LEED already requires owners to meter and report ongoing energy and water use during operations. The resulting data is shared anonymously. Why can’t the same logic apply to embodied carbon? There are far fewer barriers to teams contributing upfront life-cycle data since a) they would need to do so as a condition of earning the prerequisite for WBLCA, and b) it would be a one-time requirement.

This is a call to action to work together to get the baseline data needed to establish standards for whole-building embodied carbon. Together, we can get this done as an industry.

4. How can project teams help the industry decarbonize faster?

To navigate this evolving landscape effectively, stakeholders can leverage resources provided by organizations like the Structural Engineering Institute’s SE 2050 and the Carbon Leadership Forum (CLF). These outlets offer both data for material baselines and the opportunity to share data. Project teams can use the former and contribute to the latter.

For use on projects, the SE 2050 offers structural engineers a platform to assess and mitigate embodied carbon in their designs.
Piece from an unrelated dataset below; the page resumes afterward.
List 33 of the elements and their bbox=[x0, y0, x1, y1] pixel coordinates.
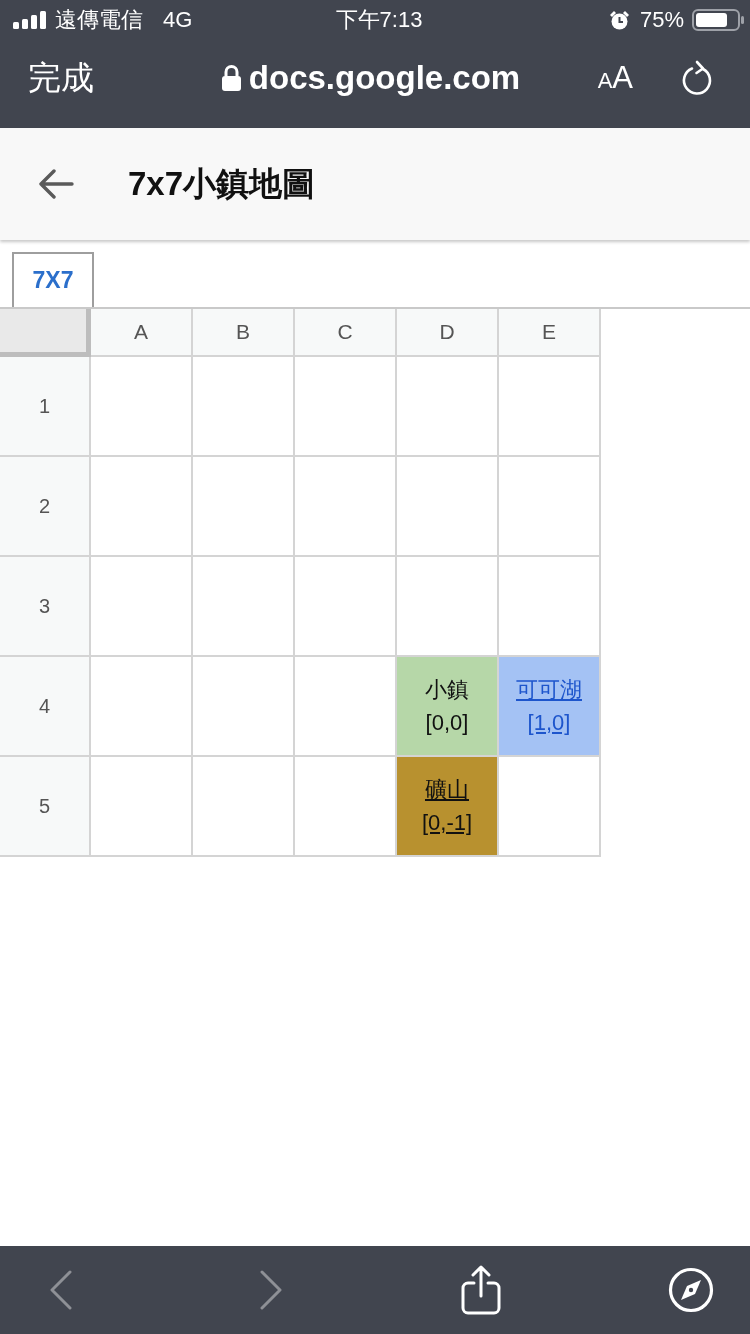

The SE 2050 Database is a central repository for firms participating in the SE 2050 Commitment Program to submit structural global-warming-potential data. CLF provides valuable data and toolkits for policymakers and practitioners alike. Armed with the latest North American Material Baselines (available in both PDF and Excel formats), industry leaders can more readily set performance targets for their projects, while owners and policy makers can utilize their Resources Library to develop action plans.

Project teams can also participate in expanding the available baseline data through these platforms. Any signatory firm of the SE 2050 can upload data to the Database. This data is used to inform industry benchmarks and targets, ultimately working towards net-zero embodied carbon by 2050. CLF requires teams to reach out to the organization to upload their data. Through the ECHO Project, the nonprofit Building Transparency has published a data schema for reporting whole-building embodied carbon.

Conclusion

Embodied carbon is emerging as a key focus area for sustainability in the building sector. As regulations tighten and awareness grows, stakeholders must embrace the challenge of reducing the environmental impact of construction materials and whole buildings. Through initiatives like LEED, legislative measures, voluntary standards, and industry leadership through groups like SE 2050 and CLF, the built environment can be designed with a more holistic understanding of sustainability—one that encompasses both operational and embodied carbon.

Active participation and knowledge sharing within the industry are crucial for accelerating progress toward climate-smart designs. By utilizing available resources and engaging in collaborative efforts, stakeholders can play a vital role in driving meaningful change and shaping a more sustainable future for the built environment.